When biochemistry and (later) molecular genetics began as disciplines, there was a great disconnect between what they analysed and what was examined by macro-scale biology: ecology, Mendelian genetics, microbiology, and so on. There wasn't a clear understanding for how proteins and genes gave rise to extremely complex phenomena, and as a result the 'Occam's razor' school of conservative, careful thought led scientists to not think about the problem; instead they kept their area of focus close, and only looked at the immediate effects of genes: their direct products; hence phenotype to a molecular biologist means nothing more than that and the physical structures that arose from them.

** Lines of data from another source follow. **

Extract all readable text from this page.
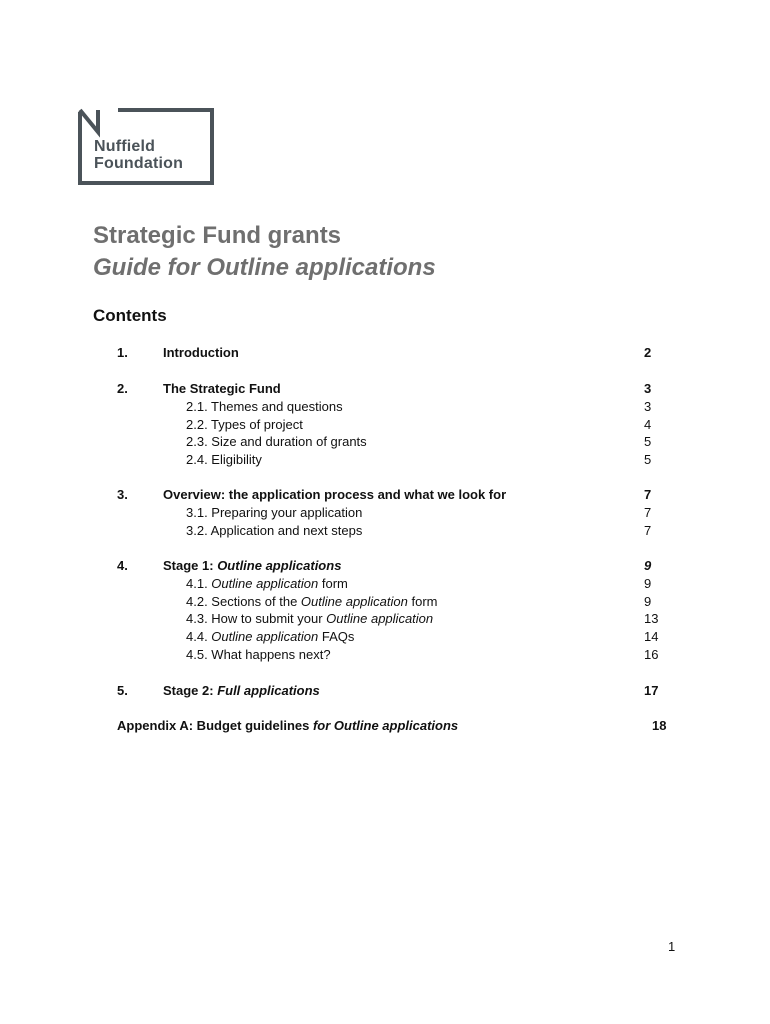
Nuffield
Foundation
Strategic Fund grants
Guide for Outline applications
Contents
1.	Introduction	2
2.	The Strategic Fund	3
2.1. Themes and questions	3
2.2. Types of project	4
2.3. Size and duration of grants	5
2.4. Eligibility	5
3.	Overview: the application process and what we look for	7
3.1. Preparing your application	7
3.2. Application and next steps	7
4.	Stage 1: Outline applications	9
4.1. Outline application form	9
4.2. Sections of the Outline application form	9
4.3. How to submit your Outline application	13
4.4. Outline application FAQs	14
4.5. What happens next?	16
5.	Stage 2: Full applications	17
Appendix A: Budget guidelines for Outline applications	18
1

In the intervening years, we started to understand a lot more about how things like the brain works; by the end of the 1970s it was no longer an impenetrable mass of irreducible energies, but a comprehensible (if immensely complicated) network of neurons, comprised of distinct tissues just like any other. (This is best known to computer people through the influence it had on AI.) This was the necessary information that made it possible to explain behaviour in terms of simple, well-understood molecular biology.
In essence what Dawkins is saying, then, is: "Look, we've got enough of this stuff figured out; let's update our view of the world to match the facts, and revise this core bit of terminology to appreciate that." It's a pretty big shift in the mindset of the field, because it bridges the gap between traditional biology and laboratory biochemistry.
I figured it was worth saying, just to make the whole point that this symbolic act is ever-so-slightly off-target.
...also, depending on the century, 'protest' may mean 'to speak positively'. The modern usage of protesting is a mangled contraction of protesting against things; previously one would have also protested for them as well. You probably already knew that.